I saw a webcast recently given by Siklu, an Israeli firm that makes what they call millimeter wave radios, which in the US are the V Band (57 – 64 GHz) and the E Band (71 – 66 GHz and 81 – 86 GHz). The company claims that their radios can be used to bring gigabit speeds to rural areas. Apparently a number of other people saw the same presentation because I received a number of emails and phone calls asking me if this could be a residential last mile solution.
The short answer is that their radios can do what they claim, but that this is not yet a solution for serving end-user customers in rural America. There are a number of issues that make this a poor solution today.
First, these are point-to-point radios. That means you need to hang a transmitter dish on a tower and another at each customer for this to work.

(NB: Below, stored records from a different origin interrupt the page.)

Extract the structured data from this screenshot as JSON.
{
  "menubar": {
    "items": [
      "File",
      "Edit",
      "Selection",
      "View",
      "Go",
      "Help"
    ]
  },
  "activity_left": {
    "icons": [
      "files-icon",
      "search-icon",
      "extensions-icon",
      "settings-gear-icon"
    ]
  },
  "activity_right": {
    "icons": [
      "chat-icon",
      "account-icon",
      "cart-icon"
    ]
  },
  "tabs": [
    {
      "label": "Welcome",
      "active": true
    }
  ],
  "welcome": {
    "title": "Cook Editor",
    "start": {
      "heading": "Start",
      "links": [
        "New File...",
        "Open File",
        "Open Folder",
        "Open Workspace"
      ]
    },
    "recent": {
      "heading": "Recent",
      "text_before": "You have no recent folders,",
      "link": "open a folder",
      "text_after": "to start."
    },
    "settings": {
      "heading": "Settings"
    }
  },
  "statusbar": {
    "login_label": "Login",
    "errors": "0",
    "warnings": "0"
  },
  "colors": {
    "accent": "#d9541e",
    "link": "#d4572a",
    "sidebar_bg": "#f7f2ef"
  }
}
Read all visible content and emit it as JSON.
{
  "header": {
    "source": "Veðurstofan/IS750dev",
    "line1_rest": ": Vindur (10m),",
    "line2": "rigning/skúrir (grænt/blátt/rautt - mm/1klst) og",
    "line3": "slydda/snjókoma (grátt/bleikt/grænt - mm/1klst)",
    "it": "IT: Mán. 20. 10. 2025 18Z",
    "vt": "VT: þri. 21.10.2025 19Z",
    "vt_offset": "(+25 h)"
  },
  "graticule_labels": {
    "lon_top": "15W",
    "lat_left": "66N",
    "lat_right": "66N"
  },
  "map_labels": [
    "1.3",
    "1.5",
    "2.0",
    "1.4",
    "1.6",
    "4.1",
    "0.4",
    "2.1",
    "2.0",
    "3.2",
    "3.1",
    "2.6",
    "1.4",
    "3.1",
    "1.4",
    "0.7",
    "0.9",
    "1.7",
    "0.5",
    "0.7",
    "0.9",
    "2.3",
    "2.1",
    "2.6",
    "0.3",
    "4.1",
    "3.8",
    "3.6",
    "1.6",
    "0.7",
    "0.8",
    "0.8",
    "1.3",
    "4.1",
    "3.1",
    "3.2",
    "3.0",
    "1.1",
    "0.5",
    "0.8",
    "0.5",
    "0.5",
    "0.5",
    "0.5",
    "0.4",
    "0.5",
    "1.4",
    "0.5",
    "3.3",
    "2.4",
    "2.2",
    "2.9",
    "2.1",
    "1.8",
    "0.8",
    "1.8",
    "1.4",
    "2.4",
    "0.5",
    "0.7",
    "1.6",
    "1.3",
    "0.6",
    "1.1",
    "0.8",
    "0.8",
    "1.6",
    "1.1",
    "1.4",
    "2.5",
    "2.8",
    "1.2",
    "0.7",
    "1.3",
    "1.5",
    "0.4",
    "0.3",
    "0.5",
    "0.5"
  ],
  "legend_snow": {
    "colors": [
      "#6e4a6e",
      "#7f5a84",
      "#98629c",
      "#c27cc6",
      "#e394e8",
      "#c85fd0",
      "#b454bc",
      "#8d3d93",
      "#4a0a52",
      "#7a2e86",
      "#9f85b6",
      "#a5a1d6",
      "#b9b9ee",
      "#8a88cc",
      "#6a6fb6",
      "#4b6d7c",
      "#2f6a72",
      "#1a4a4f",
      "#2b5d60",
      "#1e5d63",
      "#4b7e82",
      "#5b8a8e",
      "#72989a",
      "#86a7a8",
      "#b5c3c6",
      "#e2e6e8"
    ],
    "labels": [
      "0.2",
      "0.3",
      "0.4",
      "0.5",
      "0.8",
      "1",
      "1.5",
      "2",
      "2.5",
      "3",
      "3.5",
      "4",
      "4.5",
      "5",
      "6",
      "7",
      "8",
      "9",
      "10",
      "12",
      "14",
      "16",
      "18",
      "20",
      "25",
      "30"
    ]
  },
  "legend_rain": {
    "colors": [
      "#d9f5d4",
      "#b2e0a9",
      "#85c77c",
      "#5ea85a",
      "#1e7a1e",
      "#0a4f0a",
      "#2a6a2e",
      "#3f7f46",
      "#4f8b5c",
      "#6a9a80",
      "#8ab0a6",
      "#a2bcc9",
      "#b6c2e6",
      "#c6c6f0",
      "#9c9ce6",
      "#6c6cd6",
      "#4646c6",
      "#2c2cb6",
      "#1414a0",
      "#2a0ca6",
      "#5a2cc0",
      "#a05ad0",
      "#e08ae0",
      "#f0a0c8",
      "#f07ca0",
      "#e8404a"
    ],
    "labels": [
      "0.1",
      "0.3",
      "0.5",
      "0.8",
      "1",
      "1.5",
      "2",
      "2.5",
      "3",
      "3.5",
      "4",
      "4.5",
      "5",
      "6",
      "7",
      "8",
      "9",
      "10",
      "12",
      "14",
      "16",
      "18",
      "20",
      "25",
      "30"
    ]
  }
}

Contrast this with point-to-multipoint radios where one transmitter on a tower can communicate with a few hundred customers. Anybody that has ever tried to lease space on towers knows that tower owners won’t allow a huge number of transmitters and would charge a fortune even if they did. Even for a carrier that owns towers, the idea of putting hundreds of dishes on one tower presents all sorts of logistical problems.
Then there is the issue of rain fade. These frequencies more or less die during heavy rain. Siklu claims this the average place in the US gets about 3 days per year of rain. But that’s not 3 continuous days, but the sum total over a year of an hour here and an hour there. I know here in Florida that we get evening rain storms almost daily during the summer and when we can’t go outside we turn to online entertainment. A technology that dies when it rains would be hated here (which is how Floridians feel about satellite TV for the same reason).
The technology would fare a lot better in places where it doesn’t rain much. The only way to compensate for the rain fade is to send the signals for relatively short distances, less than half a mile, and that really reduces the usefulness in rural settings. And distances that short means spending a lot of money on fiber and on neighborhood towers.
Because of the nature of the frequencies used this is also a pure point-to-point technology. That means there can be nothing between the transmitter and receiver like leaves. Millimeter waves are really short and just about everything disrupts them.
Siklu is pushing this as a solution to bring gigabit speeds to rural customers. And it could do that if you can overcome the tower-crowding issue, the rain fade and the distance issues. But trying to bring that much bandwidth to end-users also means bringing a huge amount of bandwidth to the towers – and backhaul costs a lot more in rural areas than it does in metropolitan areas.
This finally leaves the issue of cost. Millimeter range radios from different manufacturers seem to cost $3,000 – $4,000 per pair. That sounds like a lot, but might still be cheaper than building rural fiber where there is no density. But when you add tower costs and other operating costs this technology is going to be expensive. And unlike fiber, which might last for 50 – 75 years, one would have to think the operational life of these radios is a decade at most, meaning periodic and costly replacement.
Siklu is not the only company making radios for the upper frequencies. Traditional companies like Fujitsu also make these radios along with a number of smaller companies like LightPointe and MI-Wave. But it looks like Siklu is the only one pushing this as a solution for rural broadband.
This is not to say that there are not uses for high-bandwidth point-to-point radios. The primary benefit of these radios is that they can transmit more bandwidth than traditional microwave radios. These might be a great alternative to fiber to bring bandwidth to a rural school or business (or to anybody willing to pay for a large commercial bandwidth product). This could be a great alternative to building fiber in really rough terrain or for getting big bandwidth from a valley floor up to a cellular tower on a hill. And Siklu has used these radios as backhaul for WiFi radio systems. But for all of these applications rain fade is still going to be an issue. At the distances that Siklu touts, the radios would be in service 99% of the time (two 9s). But carrier class products require four 9s (99.99%) or five 9s (99.999%) of up-time, and I find it unlikely that cellular companies or schools will tolerate the outages during storms.
I hear all of the time that wireless is going to be the solution to our rural bandwidth problem. But when you look at the practical issues associated with this and other wireless technologies in rural areas it’s easy to see that we are still a long way from having a big-bandwidth wireless technology that will work and be cost effective. These same upper frequencies will perform a lot better in urban environments where the distances are much shorter and companies like Google and Starry are probably going to make this frequency work in cities. But the life-cycle costs to make this work in the rural environment have to rival the cost of building fiber directly.